Comme revanche, Margaret ne se privera pas de partager avec sa sœur les rumeurs qu’elle entend lors des dîners sur les potentielles infidélités de Philip.
On le voit, que ce soit à titre privé ou politique, les premières années du règne d’Elisabeth II se feront dans la douleur et l’affrontement alors même que la Reine n’a techniquement rien à faire.
Comme le montre la série, elle passe ses journées dans ses différents palais, fatiguée de sa propre procrastination. Les dîners officiels l’ennuient tout autant que les voyages dans le Commonwealth. Pire que tout, Elisabeth, pourtant encore jeune en 1964 (fin de la saison 2) se voit comme une vieille femme. Elle est même jalouse de l’attention qui entoure Jacqueline Kennedy, la star du moment.
Les seuls moments où elle semble respirer c’est dans la nature de Balmoral.
Si The Crown nous apprend quelque chose c’est qu’être Reine est loin d’être aussi glamour qu’on le pense.
Il y a décidément quelque chose de triste au royaume des Windsor que le regard nostalgique de Claire Foy rend à merveille.
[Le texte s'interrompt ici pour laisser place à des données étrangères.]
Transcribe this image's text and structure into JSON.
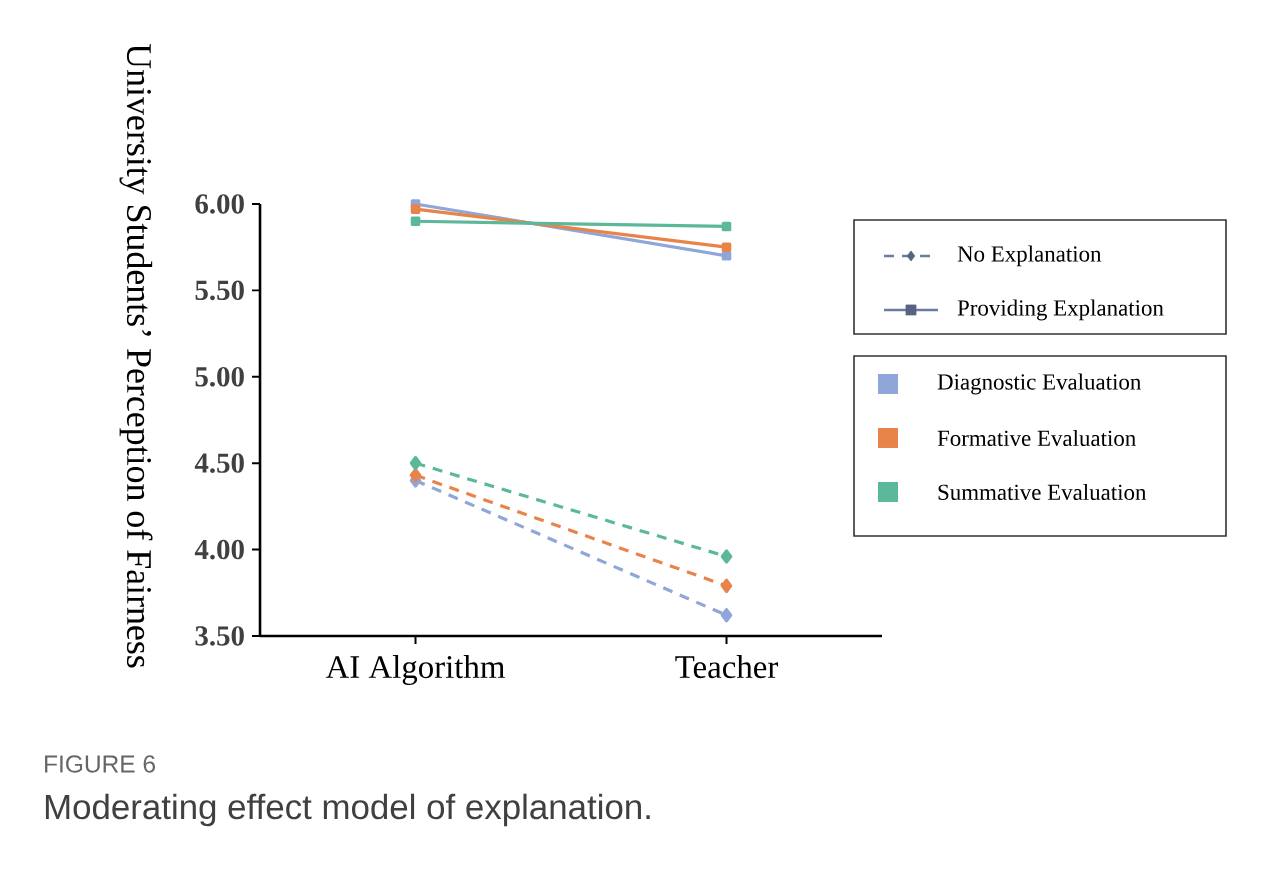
{
  "chart_data": {
    "type": "line",
    "title": "FIGURE 6",
    "subtitle": "Moderating effect model of explanation.",
    "ylabel": "University Students’ Perception of Fairness",
    "categories": [
      "AI Algorithm",
      "Teacher"
    ],
    "series": [
      {
        "color": "#8fa6d8",
        "values": [
          4.4,
          3.62
        ],
        "line_style": "dashed",
        "marker": "diamond"
      },
      {
        "color": "#e8844a",
        "values": [
          4.43,
          3.79
        ],
        "line_style": "dashed",
        "marker": "diamond"
      },
      {
        "color": "#5cb89a",
        "values": [
          4.5,
          3.96
        ],
        "line_style": "dashed",
        "marker": "diamond"
      },
      {
        "color": "#8fa6d8",
        "values": [
          6.0,
          5.7
        ],
        "line_style": "solid",
        "marker": "square"
      },
      {
        "color": "#e8844a",
        "values": [
          5.97,
          5.75
        ],
        "line_style": "solid",
        "marker": "square"
      },
      {
        "color": "#5cb89a",
        "values": [
          5.9,
          5.87
        ],
        "line_style": "solid",
        "marker": "square"
      }
    ],
    "ylim": [
      3.5,
      6.0
    ],
    "yticks": [
      {
        "value": 3.5,
        "label": "3.50"
      },
      {
        "value": 4.0,
        "label": "4.00"
      },
      {
        "value": 4.5,
        "label": "4.50"
      },
      {
        "value": 5.0,
        "label": "5.00"
      },
      {
        "value": 5.5,
        "label": "5.50"
      },
      {
        "value": 6.0,
        "label": "6.00"
      }
    ],
    "grid": false,
    "annotations": [
      "No Explanation",
      "Providing Explanation",
      "Diagnostic Evaluation",
      "Formative Evaluation",
      "Summative Evaluation"
    ]
  }
}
La Reine Claire Foy est mort, vive la Reine Olivia Coleman !
For the better of worse, the crown has landed on my head
The trouble is, I have the sort of face that if I stop smiling, everyone says ‘Isn’t she cross!
Yes, i am Queen. But I am also a woman… and a wife
It is not my job to govern. But it is my job to ensure proper governance.
My Lords, I hereby declare my will and pleasure that I and my children shall be styled and known as the House and Family of Windsor. And that my descendants, other than female descendants who marry, and their descendants, shall bear the name of Windsor.